From James Warren
Boston July 11. 1777
We have this Moment an Account of the Evacuation of Ticonderoga in Consequence of A Council of General Officers who determined it to be Absolutely necessary to save the small Army there. This Intelligence is by A Letter from St. Clair to the president of the Convention at Vermont. This Letter was dated the 7th.1 He was then on his way to Bennigton, and he Intended to throw himself on the North River, which as it Appears to me will lay open our Country to the Enemy who were in possession of Skeensbury.
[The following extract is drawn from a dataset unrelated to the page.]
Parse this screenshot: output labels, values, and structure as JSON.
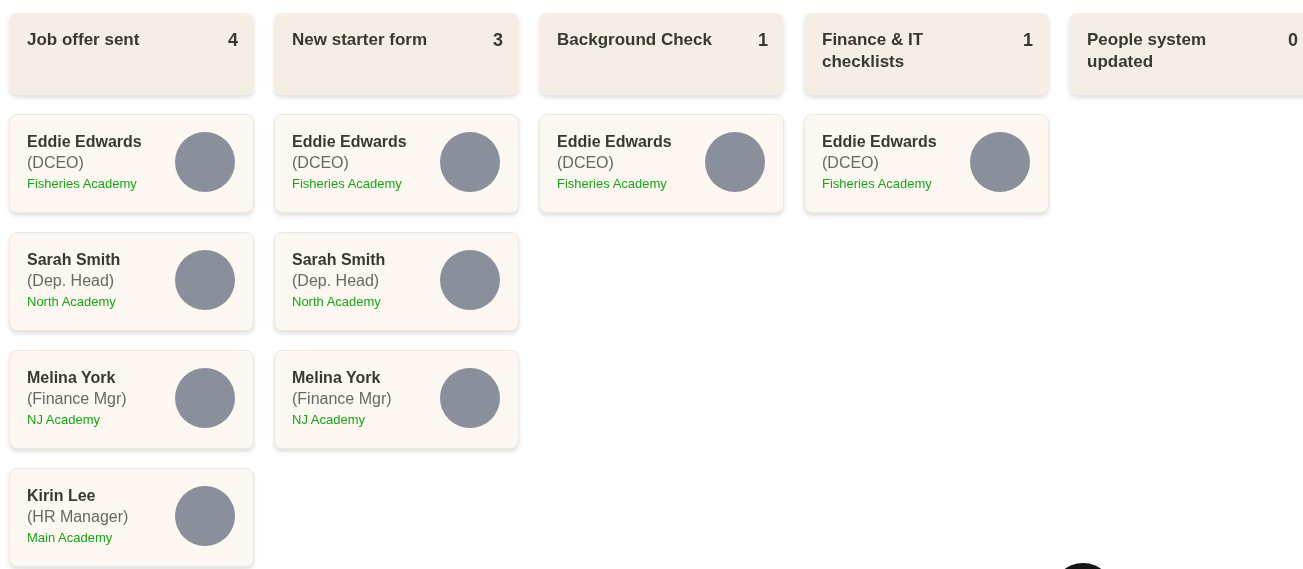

The Letter does not Inform us of the Number of either Army nor of the Loss we sustained, only that he was not Able to make his retreat with the Stores so perfectly as he could have wished, and that there had been A severe Action in the rear the Event of which he did not Exactly know.2 I am Yr. Friend,
RC (Adams Papers).
1. Gen. St. Clair evacuated Ticonderoga on the night of 6 July. His letter of the 7th is printed in Vt. Hist. Soc., Colls. description begins Vermont Historical Society, Collections. description ends , 1 :174–175. Accounts of the evacuation of Ticonderoga did not appear in Boston newspapers until well after 11 July.
2. Col. Seth Warner, leading one thousand men, was attacked on the morning of the 7th while on his way to Castleton (same).